Make the chili base:
- Keeping heat at Medium to Medium high, add another tablespoon of olive oil, if needed, and saute the chopped onion, stirring regularly, for about 8 minutes, until golden. Add the garlic, cumin, chili powder, paprika and brown sugar. Stir and saute for 30-60 seconds, until very fragrant. Add the chilies and continue to saute 3 minutes. Chilies should be softened slightly at this point.
- Pour in the tomatoes and beef broth. Stir, and bring to low boil.
- Remove from heat. Using an immersion blender, making sure to not splatter the hot base, blend spicy base until the onions and chilis are no longer visible. Mixture will be thick but not silky smooth.
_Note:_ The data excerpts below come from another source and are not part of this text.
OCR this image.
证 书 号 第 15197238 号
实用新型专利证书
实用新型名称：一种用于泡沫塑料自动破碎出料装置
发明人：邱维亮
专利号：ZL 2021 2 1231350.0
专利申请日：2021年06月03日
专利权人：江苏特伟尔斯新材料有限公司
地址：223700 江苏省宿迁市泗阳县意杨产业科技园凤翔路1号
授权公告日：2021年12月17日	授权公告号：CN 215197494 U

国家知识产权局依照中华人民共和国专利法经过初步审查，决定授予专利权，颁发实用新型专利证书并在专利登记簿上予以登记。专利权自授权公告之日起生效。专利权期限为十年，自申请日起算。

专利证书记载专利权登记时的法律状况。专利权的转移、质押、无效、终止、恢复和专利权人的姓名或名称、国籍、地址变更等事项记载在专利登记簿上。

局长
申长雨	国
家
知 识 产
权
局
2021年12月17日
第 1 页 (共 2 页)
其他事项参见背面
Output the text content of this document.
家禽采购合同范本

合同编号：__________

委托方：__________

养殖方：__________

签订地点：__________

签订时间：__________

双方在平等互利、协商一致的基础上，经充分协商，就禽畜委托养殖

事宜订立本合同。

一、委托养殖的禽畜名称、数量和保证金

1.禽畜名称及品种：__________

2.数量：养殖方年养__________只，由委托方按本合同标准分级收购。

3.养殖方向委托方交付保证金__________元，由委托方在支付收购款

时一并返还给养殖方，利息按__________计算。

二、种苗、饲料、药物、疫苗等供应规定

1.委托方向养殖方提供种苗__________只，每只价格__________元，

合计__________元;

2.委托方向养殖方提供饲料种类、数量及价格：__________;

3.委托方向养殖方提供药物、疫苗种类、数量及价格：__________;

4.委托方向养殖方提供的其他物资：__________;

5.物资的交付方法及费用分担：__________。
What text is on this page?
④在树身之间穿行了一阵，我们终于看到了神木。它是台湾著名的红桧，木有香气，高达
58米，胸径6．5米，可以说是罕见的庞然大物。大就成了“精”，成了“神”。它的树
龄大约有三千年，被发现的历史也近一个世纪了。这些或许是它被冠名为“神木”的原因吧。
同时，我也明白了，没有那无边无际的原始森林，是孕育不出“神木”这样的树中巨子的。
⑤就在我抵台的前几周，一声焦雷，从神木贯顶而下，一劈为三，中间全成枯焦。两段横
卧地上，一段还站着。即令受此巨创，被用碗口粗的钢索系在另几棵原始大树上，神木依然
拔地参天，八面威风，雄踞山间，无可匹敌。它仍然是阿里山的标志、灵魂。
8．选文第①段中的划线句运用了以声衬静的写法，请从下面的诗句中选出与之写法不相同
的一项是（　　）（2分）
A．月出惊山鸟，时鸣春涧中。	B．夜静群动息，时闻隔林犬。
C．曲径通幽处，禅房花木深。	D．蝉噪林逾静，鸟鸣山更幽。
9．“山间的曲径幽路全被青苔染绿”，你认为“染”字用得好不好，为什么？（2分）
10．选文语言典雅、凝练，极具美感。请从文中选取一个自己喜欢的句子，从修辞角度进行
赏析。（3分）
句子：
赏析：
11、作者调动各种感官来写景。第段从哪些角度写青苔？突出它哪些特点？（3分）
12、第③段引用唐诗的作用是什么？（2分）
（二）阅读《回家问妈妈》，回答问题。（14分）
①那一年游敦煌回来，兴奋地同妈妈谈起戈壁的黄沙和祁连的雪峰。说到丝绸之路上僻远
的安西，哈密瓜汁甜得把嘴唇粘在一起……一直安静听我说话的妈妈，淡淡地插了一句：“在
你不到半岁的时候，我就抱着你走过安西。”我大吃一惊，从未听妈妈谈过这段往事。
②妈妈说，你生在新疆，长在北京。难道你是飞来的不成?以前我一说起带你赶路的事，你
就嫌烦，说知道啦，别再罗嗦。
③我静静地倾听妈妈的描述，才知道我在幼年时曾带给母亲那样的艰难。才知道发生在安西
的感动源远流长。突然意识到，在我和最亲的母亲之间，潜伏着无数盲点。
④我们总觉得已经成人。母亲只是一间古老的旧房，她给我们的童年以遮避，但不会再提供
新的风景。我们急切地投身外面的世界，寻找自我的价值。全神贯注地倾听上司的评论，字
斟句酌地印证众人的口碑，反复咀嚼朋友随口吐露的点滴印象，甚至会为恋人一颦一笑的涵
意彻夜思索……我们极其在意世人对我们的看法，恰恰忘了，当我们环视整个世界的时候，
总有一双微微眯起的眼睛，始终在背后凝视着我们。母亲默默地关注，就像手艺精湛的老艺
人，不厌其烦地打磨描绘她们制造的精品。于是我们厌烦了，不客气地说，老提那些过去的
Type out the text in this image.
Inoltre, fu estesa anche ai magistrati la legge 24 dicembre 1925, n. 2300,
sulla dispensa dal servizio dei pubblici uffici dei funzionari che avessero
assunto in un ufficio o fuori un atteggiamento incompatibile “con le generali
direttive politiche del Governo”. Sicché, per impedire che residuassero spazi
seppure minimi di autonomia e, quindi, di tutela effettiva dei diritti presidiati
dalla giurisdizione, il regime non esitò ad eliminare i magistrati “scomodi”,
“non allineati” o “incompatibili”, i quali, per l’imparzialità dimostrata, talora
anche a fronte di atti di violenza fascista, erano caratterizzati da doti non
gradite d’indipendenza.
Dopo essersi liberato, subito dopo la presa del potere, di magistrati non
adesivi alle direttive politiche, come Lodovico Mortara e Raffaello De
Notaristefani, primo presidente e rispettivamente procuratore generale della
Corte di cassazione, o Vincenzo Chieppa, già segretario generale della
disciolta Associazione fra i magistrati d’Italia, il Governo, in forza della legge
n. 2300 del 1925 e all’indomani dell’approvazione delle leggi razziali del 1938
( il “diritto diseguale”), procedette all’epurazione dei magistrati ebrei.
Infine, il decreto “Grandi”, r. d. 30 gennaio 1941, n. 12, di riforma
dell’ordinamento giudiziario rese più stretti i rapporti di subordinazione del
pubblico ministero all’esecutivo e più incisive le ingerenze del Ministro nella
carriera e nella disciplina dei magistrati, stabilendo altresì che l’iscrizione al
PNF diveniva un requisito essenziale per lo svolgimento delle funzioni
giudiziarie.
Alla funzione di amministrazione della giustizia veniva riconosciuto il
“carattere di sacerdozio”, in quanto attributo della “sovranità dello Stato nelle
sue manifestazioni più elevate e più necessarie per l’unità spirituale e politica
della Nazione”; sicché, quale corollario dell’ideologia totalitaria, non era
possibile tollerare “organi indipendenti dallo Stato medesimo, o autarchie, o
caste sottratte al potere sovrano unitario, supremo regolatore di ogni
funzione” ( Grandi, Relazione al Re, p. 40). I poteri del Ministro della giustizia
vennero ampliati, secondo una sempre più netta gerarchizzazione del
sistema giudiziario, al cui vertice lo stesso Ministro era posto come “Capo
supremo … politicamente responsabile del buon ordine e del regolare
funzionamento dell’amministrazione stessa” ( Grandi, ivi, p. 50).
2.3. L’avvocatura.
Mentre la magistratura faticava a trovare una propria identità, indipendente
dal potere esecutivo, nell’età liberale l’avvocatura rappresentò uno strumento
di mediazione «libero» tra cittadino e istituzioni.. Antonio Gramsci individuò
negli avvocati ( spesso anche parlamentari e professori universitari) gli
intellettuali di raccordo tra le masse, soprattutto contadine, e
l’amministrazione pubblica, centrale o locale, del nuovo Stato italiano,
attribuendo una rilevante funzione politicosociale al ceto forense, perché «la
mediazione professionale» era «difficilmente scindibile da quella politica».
- Spoon the beef cubes and peppers, along with any accumulated juices, into the chili base, and simmer for at least an hour, but up to 4 hours, adding extra broth or water if needed to thin the base. Salt and pepper to taste. Add additional chili powder or cumin if desired.
- 30 minutes prior to serving, add the drained and rinsed beans, again adjusting flavor with salt if needed.
- Serve in bowls with sour cream, shredded cheese and a squeeze of lime, if desired.